Rentalcars.com – search results: reduce car type filter from 12 categories to 7.
The Brief
On search results the car categories filter is displayed as a carousel. From analytics it resulted that a good part of the users did not realise that they have to vertically scroll in order to see the rest of the car categories. This meant that the users did not have access to tailored information, could not find the right car and, as a consequence, could leave the website without making any bookings.
The agreed approach was to reduce the number of car categories from 12 to 7. The criteria for identifying the 7 new categories was: price, number of seats, number of luggage, special features. In addition to these, analytics played an important role in defining the new categories, selecting the ones with the highest results to be kept while incorporating the low performers into top performers.

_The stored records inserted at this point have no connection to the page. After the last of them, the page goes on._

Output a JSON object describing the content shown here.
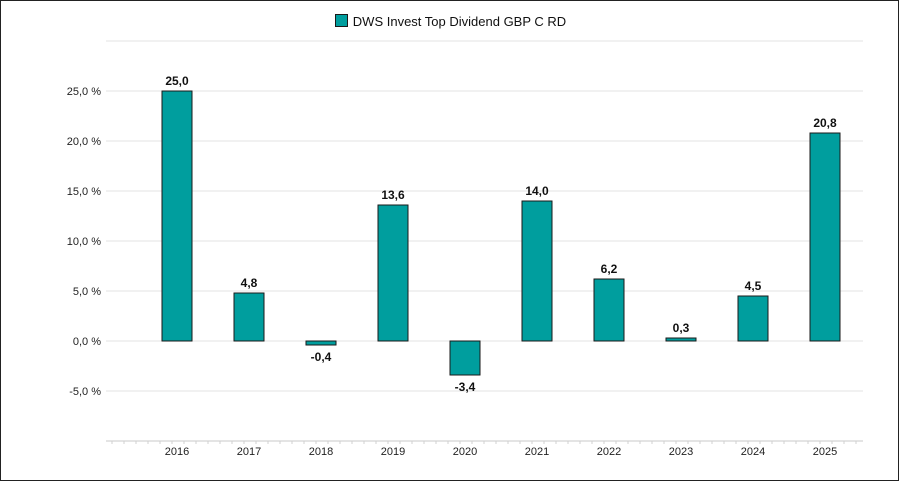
{
  "chart_data": {
    "type": "bar",
    "title": "",
    "xlabel": "",
    "ylabel": "",
    "legend": {
      "position": "top-center",
      "entries": [
        "DWS Invest Top Dividend GBP C RD"
      ]
    },
    "categories": [
      "2016",
      "2017",
      "2018",
      "2019",
      "2020",
      "2021",
      "2022",
      "2023",
      "2024",
      "2025"
    ],
    "series": [
      {
        "name": "DWS Invest Top Dividend GBP C RD",
        "values": [
          25.0,
          4.8,
          -0.4,
          13.6,
          -3.4,
          14.0,
          6.2,
          0.3,
          4.5,
          20.8
        ],
        "labels": [
          "25,0",
          "4,8",
          "-0,4",
          "13,6",
          "-3,4",
          "14,0",
          "6,2",
          "0,3",
          "4,5",
          "20,8"
        ],
        "color": "#009e9e"
      }
    ],
    "yticks": [
      25,
      20,
      15,
      10,
      5,
      0,
      -5
    ],
    "ytick_labels": [
      "25,0 %",
      "20,0 %",
      "15,0 %",
      "10,0 %",
      "5,0 %",
      "0,0 %",
      "-5,0 %"
    ],
    "ylim": [
      -10,
      30
    ],
    "grid": true
  }
}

By doing this I presumed that we eliminate an unnecessary step in the booking process. As such, users will see all categories at a glance and will not have to spend time struggling to find a specific category that can bring them closer to their desired car.
What I Did
- Problem definition. The first step of my process is to identify the underlying problem and to reduce it to something that addresses a critical human need. The core issue is that users are required to analyse a large set of content and exclude any results that don’t meet their criteria. If the users can’t interact properly with the tool and don’t have sufficient visibility and ease of browsing, then they will get frustrated and confused and will abandon their activity.
- Observation. Next, my process continues with observing and identifying the users who will use the filter. I get input from multiple stakeholders including the Product Owner. The next step is to synthetize the ideas for new categories and come up with a list of “finalists”. However I have to never lose sight that the user need is at the center of the problem.
At this step I look in analytics and verify if there have been any other similar experiments to identify possible outcomes that can impact the current task. Additionally, I performed a competitors analysis to identify how they are labelling and grouping their categories.
I get input from multiple stakeholders including the Product Owner and incorporate the relevant ideas to find the appropriate solutions. What I have to always keep in mind is that the user need is at the center of the problem and that is what needs to be addressed in an efficient matter. - Ideation. The last step is brainstorming. This is done based on what I found during the previous two steps: problem definition and observation.
I collaborated with the Product Owner and the Copyrighter to uncover possible insights. This leads to transforming concepts into features that address customer behaviours. This means that the label categories have been designed to provide a high level of familiarity to the user and address the human need of orderliness and succinct yet relevant information. During this step I also produced mockups and wireframes to illustrate the ideas. - Prototyping. I developed a hi-fi prototype after receiving feedback on the draft versions. Additionally I also integrated HTML code.
Deliverables
- Mockups, wireframes;
- Hi-fi prototypes and HTML code. Please see bellow a deliverable example.
Results & Business Impact
Based on analytics, I concluded that users interact better now with the car category filter on search results. All categories are easily available and users don’t spend as much time as previously to find a specific car.
- After being A/B tested with users it became a gold experiment and is fully on now, increasing conversion with approx. 10%;
- Improved effectiveness as users interact more often with the filter;
- This version of filters performed better than previous with users in terms of CTR (Clicks Through Rate) as the car categories which the user had to scroll for had an increase in bookings.